Он шёл поднять «лягушку». Найдя в земле, ополоснув брусок, обратно приносил, и под окном пустой, в щебне и мусоре за лавкой, облеплены трухой, берёзовым крестом, кошачьей шерстью, лежали смылки от ненайденных лягух, ручьями клейкой жижи собираясь в пенистую лужу у веранды в дождь.

И громким шёпотом, косясь, чтоб правды о себе не слышали Христа продавшие соседи, говорила:

– Всех оккупировали, ну… Ты посмотри… змяево семя, в правлении хто? Гольдман да Лехаим! Огородились, силы неть на их, попомнишь слово, эти и в потопь найдуть, де рыбки поимать, и сё любусь, не так, как у людей…
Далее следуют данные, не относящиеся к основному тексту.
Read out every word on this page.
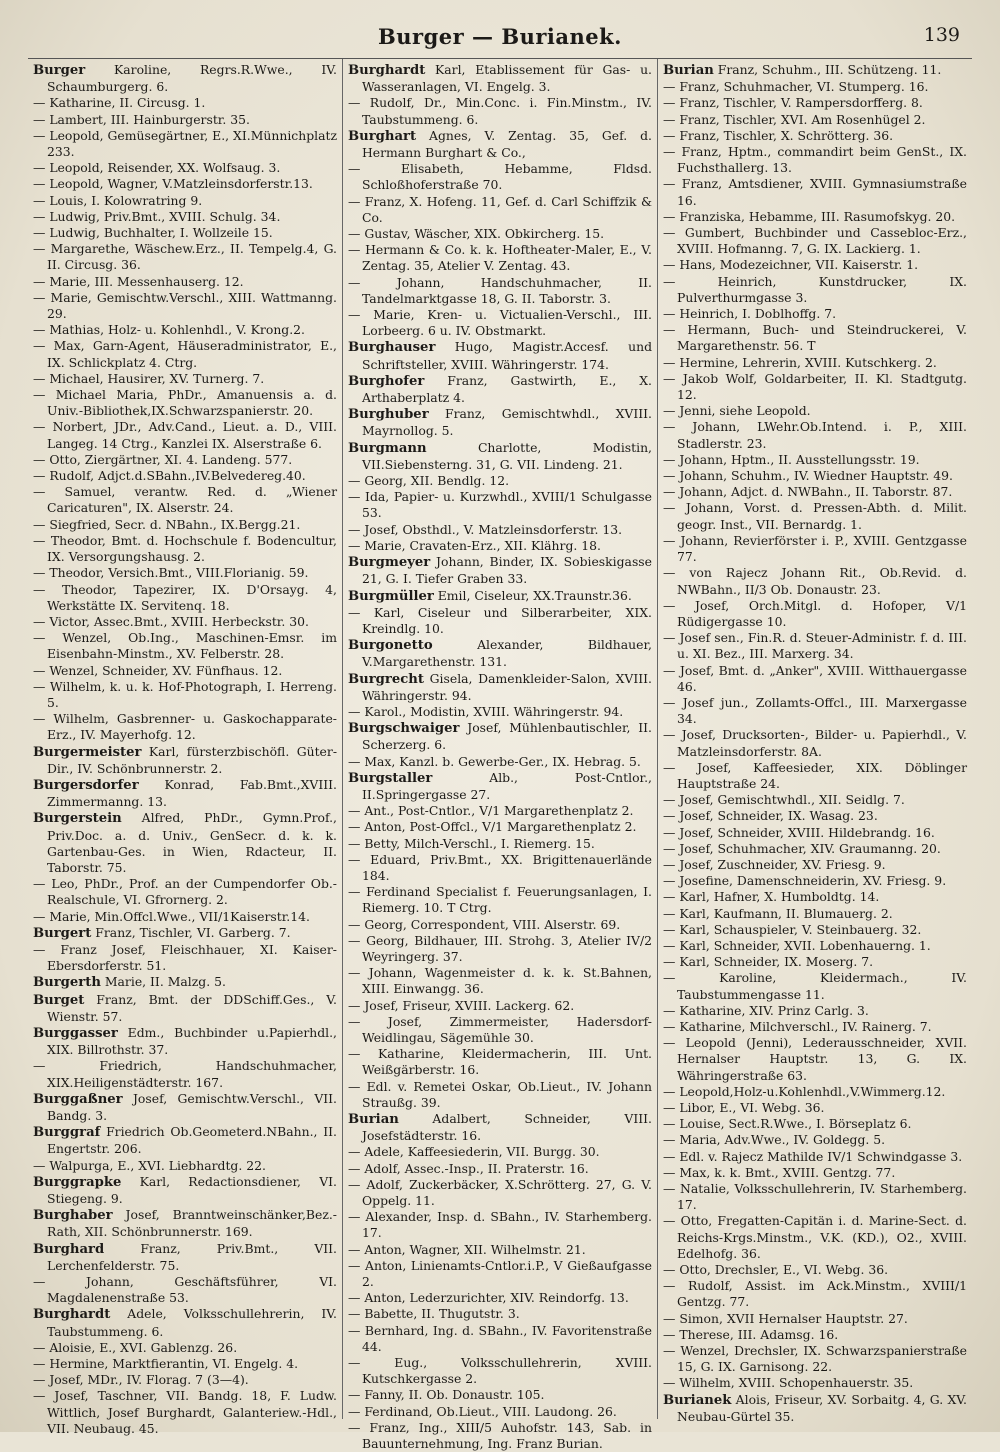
Burger — Burianek.	139

Burger Karoline, Regrs.R.Wwe., IV. Schaumburgerg. 6.

— Katharine, II. Circusg. 1.

— Lambert, III. Hainburgerstr. 35.

— Leopold, Gemüsegärtner, E., XI.Münnichplatz 233.

— Leopold, Reisender, XX. Wolfsaug. 3.

— Leopold, Wagner, V.Matzleinsdorferstr.13.

— Louis, I. Kolowratring 9.

— Ludwig, Priv.Bmt., XVIII. Schulg. 34.

— Ludwig, Buchhalter, I. Wollzeile 15.

— Margarethe, Wäschew.Erz., II. Tempelg.4, G. II. Circusg. 36.

— Marie, III. Messenhauserg. 12.

— Marie, Gemischtw.Verschl., XIII. Wattmanng. 29.

— Mathias, Holz- u. Kohlenhdl., V. Krong.2.

— Max, Garn-Agent, Häuseradministrator, E., IX. Schlickplatz 4. Ctrg.

— Michael, Hausirer, XV. Turnerg. 7.

— Michael Maria, PhDr., Amanuensis a. d. Univ.-Bibliothek,IX.Schwarzspanierstr. 20.

— Norbert, JDr., Adv.Cand., Lieut. a. D., VIII. Langeg. 14 Ctrg., Kanzlei IX. Alserstraße 6.

— Otto, Ziergärtner, XI. 4. Landeng. 577.

— Rudolf, Adjct.d.SBahn.,IV.Belvedereg.40.

— Samuel, verantw. Red. d. „Wiener Caricaturen", IX. Alserstr. 24.

— Siegfried, Secr. d. NBahn., IX.Bergg.21.

— Theodor, Bmt. d. Hochschule f. Bodencultur, IX. Versorgungshausg. 2.

— Theodor, Versich.Bmt., VIII.Florianig. 59.

— Theodor, Tapezirer, IX. D'Orsayg. 4, Werkstätte IX. Servitenq. 18.

— Victor, Assec.Bmt., XVIII. Herbeckstr. 30.

— Wenzel, Ob.Ing., Maschinen-Emsr. im Eisenbahn-Minstm., XV. Felberstr. 28.

— Wenzel, Schneider, XV. Fünfhaus. 12.

— Wilhelm, k. u. k. Hof-Photograph, I. Herreng. 5.

— Wilhelm, Gasbrenner- u. Gaskochapparate-Erz., IV. Mayerhofg. 12.

Burgermeister Karl, fürsterzbischöfl. Güter-Dir., IV. Schönbrunnerstr. 2.

Burgersdorfer Konrad, Fab.Bmt.,XVIII. Zimmermanng. 13.

Burgerstein Alfred, PhDr., Gymn.Prof., Priv.Doc. a. d. Univ., GenSecr. d. k. k. Gartenbau-Ges. in Wien, Rdacteur, II. Taborstr. 75.

— Leo, PhDr., Prof. an der Cumpendorfer Ob.-Realschule, VI. Gfrornerg. 2.

— Marie, Min.Offcl.Wwe., VII/1Kaiserstr.14.

Burgert Franz, Tischler, VI. Garberg. 7.

— Franz Josef, Fleischhauer, XI. Kaiser-Ebersdorferstr. 51.

Burgerth Marie, II. Malzg. 5.

Burget Franz, Bmt. der DDSchiff.Ges., V. Wienstr. 57.

Burggasser Edm., Buchbinder u.Papierhdl., XIX. Billrothstr. 37.

— Friedrich, Handschuhmacher, XIX.Heiligenstädterstr. 167.

Burggaßner Josef, Gemischtw.Verschl., VII. Bandg. 3.

Burggraf Friedrich Ob.Geometerd.NBahn., II. Engertstr. 206.

— Walpurga, E., XVI. Liebhardtg. 22.

Burggrapke Karl, Redactionsdiener, VI. Stiegeng. 9.

Burghaber Josef, Branntweinschänker,Bez.-Rath, XII. Schönbrunnerstr. 169.

Burghard Franz, Priv.Bmt., VII. Lerchenfelderstr. 75.

— Johann, Geschäftsführer, VI. Magdalenenstraße 53.

Burghardt Adele, Volksschullehrerin, IV. Taubstummeng. 6.

— Aloisie, E., XVI. Gablenzg. 26.

— Hermine, Marktfierantin, VI. Engelg. 4.

— Josef, MDr., IV. Florag. 7 (3—4).

— Josef, Taschner, VII. Bandg. 18, F. Ludw. Wittlich, Josef Burghardt, Galanteriew.-Hdl., VII. Neubaug. 45.

Burghardt Karl, Etablissement für Gas- u. Wasseranlagen, VI. Engelg. 3.

— Rudolf, Dr., Min.Conc. i. Fin.Minstm., IV. Taubstummeng. 6.

Burghart Agnes, V. Zentag. 35, Gef. d. Hermann Burghart & Co.,

— Elisabeth, Hebamme, Fldsd. Schloßhoferstraße 70.

— Franz, X. Hofeng. 11, Gef. d. Carl Schiffzik & Co.

— Gustav, Wäscher, XIX. Obkircherg. 15.

— Hermann & Co. k. k. Hoftheater-Maler, E., V. Zentag. 35, Atelier V. Zentag. 43.

— Johann, Handschuhmacher, II. Tandelmarktgasse 18, G. II. Taborstr. 3.

— Marie, Kren- u. Victualien-Verschl., III. Lorbeerg. 6 u. IV. Obstmarkt.

Burghauser Hugo, Magistr.Accesf. und Schriftsteller, XVIII. Währingerstr. 174.

Burghofer Franz, Gastwirth, E., X. Arthaberplatz 4.

Burghuber Franz, Gemischtwhdl., XVIII. Mayrnollog. 5.

Burgmann Charlotte, Modistin, VII.Siebensterng. 31, G. VII. Lindeng. 21.

— Georg, XII. Bendlg. 12.

— Ida, Papier- u. Kurzwhdl., XVIII/1 Schulgasse 53.

— Josef, Obsthdl., V. Matzleinsdorferstr. 13.

— Marie, Cravaten-Erz., XII. Klährg. 18.

Burgmeyer Johann, Binder, IX. Sobieskigasse 21, G. I. Tiefer Graben 33.

Burgmüller Emil, Ciseleur, XX.Traunstr.36.

— Karl, Ciseleur und Silberarbeiter, XIX. Kreindlg. 10.

Burgonetto Alexander, Bildhauer, V.Margarethenstr. 131.

Burgrecht Gisela, Damenkleider-Salon, XVIII. Währingerstr. 94.

— Karol., Modistin, XVIII. Währingerstr. 94.

Burgschwaiger Josef, Mühlenbautischler, II. Scherzerg. 6.

— Max, Kanzl. b. Gewerbe-Ger., IX. Hebrag. 5.

Burgstaller Alb., Post-Cntlor., II.Springergasse 27.

— Ant., Post-Cntlor., V/1 Margarethenplatz 2.

— Anton, Post-Offcl., V/1 Margarethenplatz 2.

— Betty, Milch-Verschl., I. Riemerg. 15.

— Eduard, Priv.Bmt., XX. Brigittenauerlände 184.

— Ferdinand Specialist f. Feuerungsanlagen, I. Riemerg. 10. T Ctrg.

— Georg, Correspondent, VIII. Alserstr. 69.

— Georg, Bildhauer, III. Strohg. 3, Atelier IV/2 Weyringerg. 37.

— Johann, Wagenmeister d. k. k. St.Bahnen, XIII. Einwangg. 36.

— Josef, Friseur, XVIII. Lackerg. 62.

— Josef, Zimmermeister, Hadersdorf-Weidlingau, Sägemühle 30.

— Katharine, Kleidermacherin, III. Unt. Weißgärberstr. 16.

— Edl. v. Remetei Oskar, Ob.Lieut., IV. Johann Straußg. 39.

Burian Adalbert, Schneider, VIII. Josefstädterstr. 16.

— Adele, Kaffeesiederin, VII. Burgg. 30.

— Adolf, Assec.-Insp., II. Praterstr. 16.

— Adolf, Zuckerbäcker, X.Schrötterg. 27, G. V. Oppelg. 11.

— Alexander, Insp. d. SBahn., IV. Starhemberg. 17.

— Anton, Wagner, XII. Wilhelmstr. 21.

— Anton, Linienamts-Cntlor.i.P., V Gießaufgasse 2.

— Anton, Lederzurichter, XIV. Reindorfg. 13.

— Babette, II. Thugutstr. 3.

— Bernhard, Ing. d. SBahn., IV. Favoritenstraße 44.

— Eug., Volksschullehrerin, XVIII. Kutschkergasse 2.

— Fanny, II. Ob. Donaustr. 105.

— Ferdinand, Ob.Lieut., VIII. Laudong. 26.

— Franz, Ing., XIII/5 Auhofstr. 143, Sab. in Bauunternehmung, Ing. Franz Burian.

Burian Franz, Schuhm., III. Schützeng. 11.

— Franz, Schuhmacher, VI. Stumperg. 16.

— Franz, Tischler, V. Rampersdorfferg. 8.

— Franz, Tischler, XVI. Am Rosenhügel 2.

— Franz, Tischler, X. Schrötterg. 36.

— Franz, Hptm., commandirt beim GenSt., IX. Fuchsthallerg. 13.

— Franz, Amtsdiener, XVIII. Gymnasiumstraße 16.

— Franziska, Hebamme, III. Rasumofskyg. 20.

— Gumbert, Buchbinder und Cassebloc-Erz., XVIII. Hofmanng. 7, G. IX. Lackierg. 1.

— Hans, Modezeichner, VII. Kaiserstr. 1.

— Heinrich, Kunstdrucker, IX. Pulverthurmgasse 3.

— Heinrich, I. Doblhoffg. 7.

— Hermann, Buch- und Steindruckerei, V. Margarethenstr. 56. T

— Hermine, Lehrerin, XVIII. Kutschkerg. 2.

— Jakob Wolf, Goldarbeiter, II. Kl. Stadtgutg. 12.

— Jenni, siehe Leopold.

— Johann, LWehr.Ob.Intend. i. P., XIII. Stadlerstr. 23.

— Johann, Hptm., II. Ausstellungsstr. 19.

— Johann, Schuhm., IV. Wiedner Hauptstr. 49.

— Johann, Adjct. d. NWBahn., II. Taborstr. 87.

— Johann, Vorst. d. Pressen-Abth. d. Milit. geogr. Inst., VII. Bernardg. 1.

— Johann, Revierförster i. P., XVIII. Gentzgasse 77.

— von Rajecz Johann Rit., Ob.Revid. d. NWBahn., II/3 Ob. Donaustr. 23.

— Josef, Orch.Mitgl. d. Hofoper, V/1 Rüdigergasse 10.

— Josef sen., Fin.R. d. Steuer-Administr. f. d. III. u. XI. Bez., III. Marxerg. 34.

— Josef, Bmt. d. „Anker", XVIII. Witthauergasse 46.

— Josef jun., Zollamts-Offcl., III. Marxergasse 34.

— Josef, Drucksorten-, Bilder- u. Papierhdl., V. Matzleinsdorferstr. 8A.

— Josef, Kaffeesieder, XIX. Döblinger Hauptstraße 24.

— Josef, Gemischtwhdl., XII. Seidlg. 7.

— Josef, Schneider, IX. Wasag. 23.

— Josef, Schneider, XVIII. Hildebrandg. 16.

— Josef, Schuhmacher, XIV. Graumanng. 20.

— Josef, Zuschneider, XV. Friesg. 9.

— Josefine, Damenschneiderin, XV. Friesg. 9.

— Karl, Hafner, X. Humboldtg. 14.

— Karl, Kaufmann, II. Blumauerg. 2.

— Karl, Schauspieler, V. Steinbauerg. 32.

— Karl, Schneider, XVII. Lobenhauerng. 1.

— Karl, Schneider, IX. Moserg. 7.

— Karoline, Kleidermach., IV. Taubstummengasse 11.

— Katharine, XIV. Prinz Carlg. 3.

— Katharine, Milchverschl., IV. Rainerg. 7.

— Leopold (Jenni), Lederausschneider, XVII. Hernalser Hauptstr. 13, G. IX. Währingerstraße 63.

— Leopold,Holz-u.Kohlenhdl.,V.Wimmerg.12.

— Libor, E., VI. Webg. 36.

— Louise, Sect.R.Wwe., I. Börseplatz 6.

— Maria, Adv.Wwe., IV. Goldegg. 5.

— Edl. v. Rajecz Mathilde IV/1 Schwindgasse 3.

— Max, k. k. Bmt., XVIII. Gentzg. 77.

— Natalie, Volksschullehrerin, IV. Starhemberg. 17.

— Otto, Fregatten-Capitän i. d. Marine-Sect. d. Reichs-Krgs.Minstm., V.K. (KD.), O2., XVIII. Edelhofg. 36.

— Otto, Drechsler, E., VI. Webg. 36.

— Rudolf, Assist. im Ack.Minstm., XVIII/1 Gentzg. 77.

— Simon, XVII Hernalser Hauptstr. 27.

— Therese, III. Adamsg. 16.

— Wenzel, Drechsler, IX. Schwarzspanierstraße 15, G. IX. Garnisong. 22.

— Wilhelm, XVIII. Schopenhauerstr. 35.

Burianek Alois, Friseur, XV. Sorbaitg. 4, G. XV. Neubau-Gürtel 35.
И он смотрел на лехаимские участки с подозреньем. Всё, правда, было там не так, как у людей: красиво. Цветочки ровненько цветут, тропинка плиточкой, укроп, петрушечка, салат без зарослей крапивных, а у неё и лебеда, и курья слепота идут на щи:

– Все витамины, что с земли наверх…

В клубнике не растёт чеснок у них, газончик ровненький, как в сказке, на нём под зонтиком, как пляж, чтоб солнце не мешало, дядь-Жениный в полосочки шезлонг, в шезлонге Чехов, то Прутков, то тёти Любы «Мода», то Сашки, что она читает там, и у беседки столик раскладной, переносной, какой под дождик убирают, чтоб не мок, а в солнце рассчитали так, чтоб есть в тени! И даже душ клеёнчатый с баллоном чёрным вместо крыши, в каком за полдень греется вода. Придут с канала – на тебе, прям как в Москве, горячая течёт! И думал: да, живут же люди! Как будто остальные не живут…

– Чаво там воздашься, нашёл?

– Сейчас… совсем на их упрыгал.

– Чаво на их? На их подлезь… откусить бралку пёсий дух?
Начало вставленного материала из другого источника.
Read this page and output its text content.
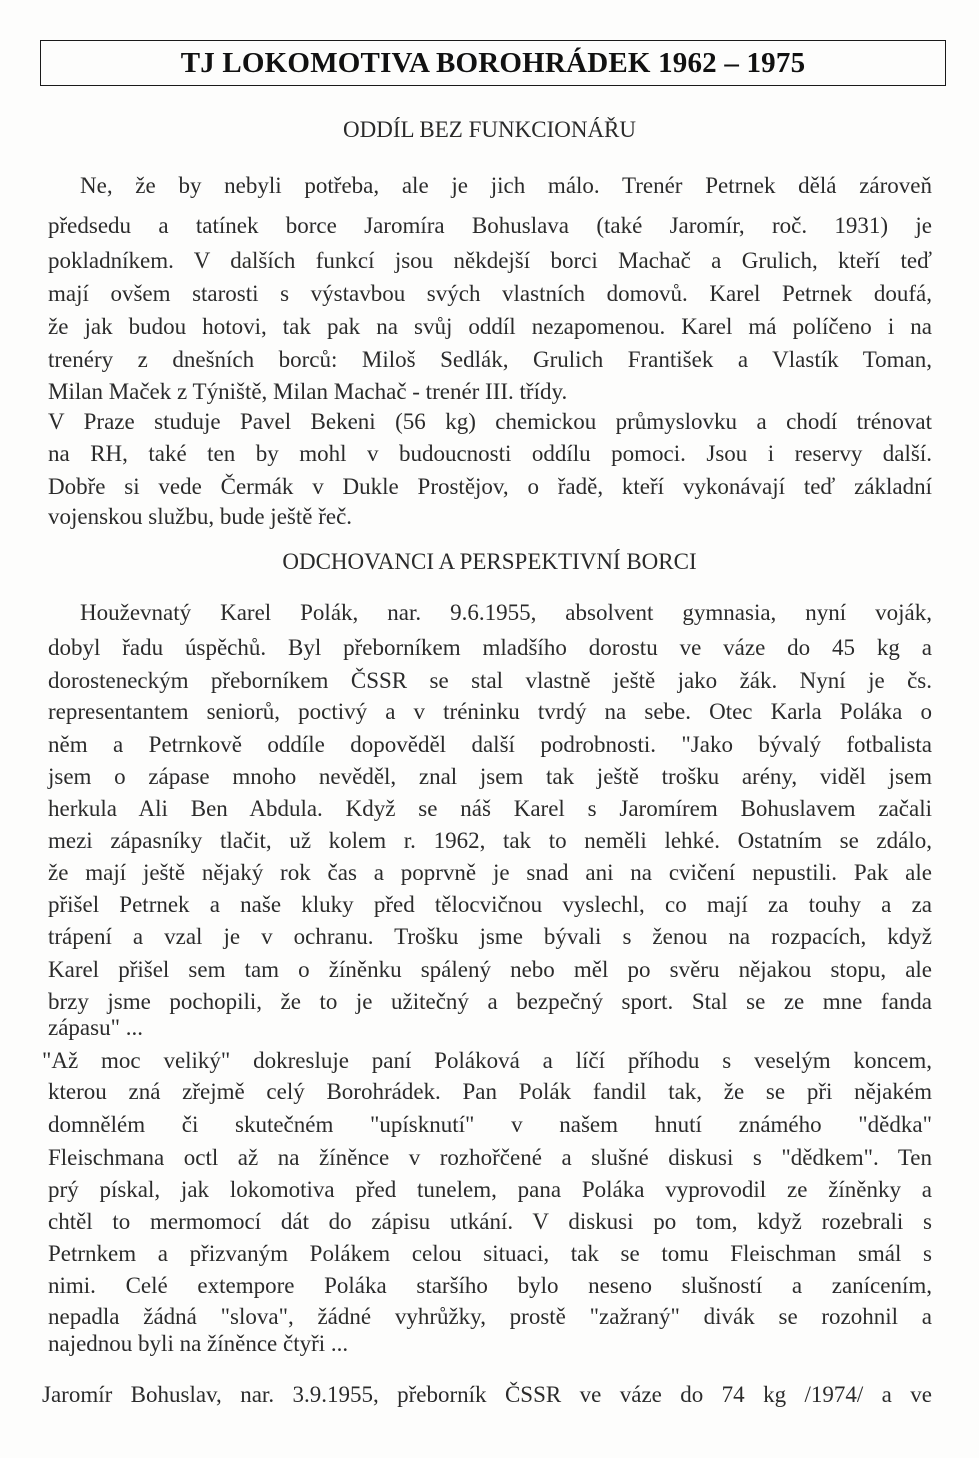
TJ LOKOMOTIVA BOROHRÁDEK 1962 – 1975
ODDÍL BEZ FUNKCIONÁŘU
Ne, že by nebyli potřeba, ale je jich málo. Trenér Petrnek dělá zároveň
předsedu a tatínek borce Jaromíra Bohuslava (také Jaromír, roč. 1931) je
pokladníkem. V dalších funkcí jsou někdejší borci Machač a Grulich, kteří teď
mají ovšem starosti s výstavbou svých vlastních domovů. Karel Petrnek doufá,
že jak budou hotovi, tak pak na svůj oddíl nezapomenou. Karel má políčeno i na
trenéry z dnešních borců: Miloš Sedlák, Grulich František a Vlastík Toman,
Milan Maček z Týniště, Milan Machač - trenér III. třídy.
V Praze studuje Pavel Bekeni (56 kg) chemickou průmyslovku a chodí trénovat
na RH, také ten by mohl v budoucnosti oddílu pomoci. Jsou i reservy další.
Dobře si vede Čermák v Dukle Prostějov, o řadě, kteří vykonávají teď základní
vojenskou službu, bude ještě řeč.
ODCHOVANCI A PERSPEKTIVNÍ BORCI
Houževnatý Karel Polák, nar. 9.6.1955, absolvent gymnasia, nyní voják,
dobyl řadu úspěchů. Byl přeborníkem mladšího dorostu ve váze do 45 kg a
dorosteneckým přeborníkem ČSSR se stal vlastně ještě jako žák. Nyní je čs.
representantem seniorů, poctivý a v tréninku tvrdý na sebe. Otec Karla Poláka o
něm a Petrnkově oddíle dopověděl další podrobnosti. "Jako bývalý fotbalista
jsem o zápase mnoho nevěděl, znal jsem tak ještě trošku arény, viděl jsem
herkula Ali Ben Abdula. Když se náš Karel s Jaromírem Bohuslavem začali
mezi zápasníky tlačit, už kolem r. 1962, tak to neměli lehké. Ostatním se zdálo,
že mají ještě nějaký rok čas a poprvně je snad ani na cvičení nepustili. Pak ale
přišel Petrnek a naše kluky před tělocvičnou vyslechl, co mají za touhy a za
trápení a vzal je v ochranu. Trošku jsme bývali s ženou na rozpacích, když
Karel přišel sem tam o žíněnku spálený nebo měl po svěru nějakou stopu, ale
brzy jsme pochopili, že to je užitečný a bezpečný sport. Stal se ze mne fanda
zápasu" ...
"Až moc veliký" dokresluje paní Poláková a líčí příhodu s veselým koncem,
kterou zná zřejmě celý Borohrádek. Pan Polák fandil tak, že se při nějakém
domnělém či skutečném "upísknutí" v našem hnutí známého "dědka"
Fleischmana octl až na žíněnce v rozhořčené a slušné diskusi s "dědkem". Ten
prý pískal, jak lokomotiva před tunelem, pana Poláka vyprovodil ze žíněnky a
chtěl to mermomocí dát do zápisu utkání. V diskusi po tom, když rozebrali s
Petrnkem a přizvaným Polákem celou situaci, tak se tomu Fleischman smál s
nimi. Celé extempore Poláka staršího bylo neseno slušností a zanícením,
nepadla žádná "slova", žádné vyhrůžky, prostě "zažraný" divák se rozohnil a
najednou byli na žíněnce čtyři ...
Jaromír Bohuslav, nar. 3.9.1955, přeborník ČSSR ve váze do 74 kg /1974/ a ve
– Я тут пролезть не дотянусь…

– Де надо, там без вазелина клизьма. И будеть, будеть, жизнь-то ждать. Другая баба, думашь, после этой не дождётся обстирать?

– Да щас…

И, дотянувшись до обмылка, думал: пошла ты с этой жизнью хоть куда!

Она, под козырёк руки оглядывая сад:

– А тень-то… тень-то, ты смотри куда? ну ты смотри, все патиссоны поогнивлют, на пол-участька без свету сидим, хоть в небушко пиши…
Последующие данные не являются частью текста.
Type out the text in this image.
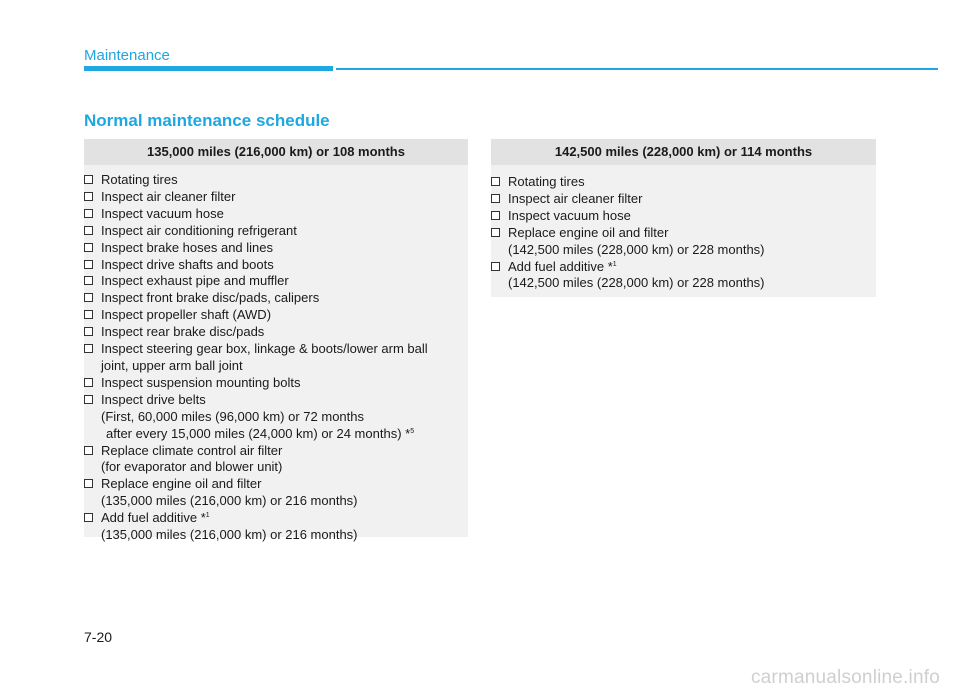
Maintenance
Normal maintenance schedule
135,000 miles (216,000 km) or 108 months
Rotating tires
Inspect air cleaner filter
Inspect vacuum hose
Inspect air conditioning refrigerant
Inspect brake hoses and lines
Inspect drive shafts and boots
Inspect exhaust pipe and muffler
Inspect front brake disc/pads, calipers
Inspect propeller shaft (AWD)
Inspect rear brake disc/pads
Inspect steering gear box, linkage & boots/lower arm ball
joint, upper arm ball joint
Inspect suspension mounting bolts
Inspect drive belts
(First, 60,000 miles (96,000 km) or 72 months
after every 15,000 miles (24,000 km) or 24 months) *$^5$
Replace climate control air filter
(for evaporator and blower unit)
Replace engine oil and filter
(135,000 miles (216,000 km) or 216 months)
Add fuel additive *$^1$
(135,000 miles (216,000 km) or 216 months)
142,500 miles (228,000 km) or 114 months
Rotating tires
Inspect air cleaner filter
Inspect vacuum hose
Replace engine oil and filter
(142,500 miles (228,000 km) or 228 months)
Add fuel additive *$^1$
(142,500 miles (228,000 km) or 228 months)
7-20
carmanualsonline.info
От ветки мельбы Василевских тень с полудня вползала полосой нейтральной в её заросший бедный сад, и было невозможно запретить вползать тени, и только скажет тёте Любе иногда:

– Вон, Люба, мельба ваша вся на нас…

– Да где на вас? На нашей же она.

– А тень-то, Люба?

– Да что ж мне – тень теперь спилить?

Она махнёт рукой и губы подожмёт.

И в осень мельбу их считали за свою, когда они на день, на два пораньше с дачи съедут. Хорошее варенье получалось и с грушовки, какая сытной веткой яблочек десертных тоже щедро сыпала на них.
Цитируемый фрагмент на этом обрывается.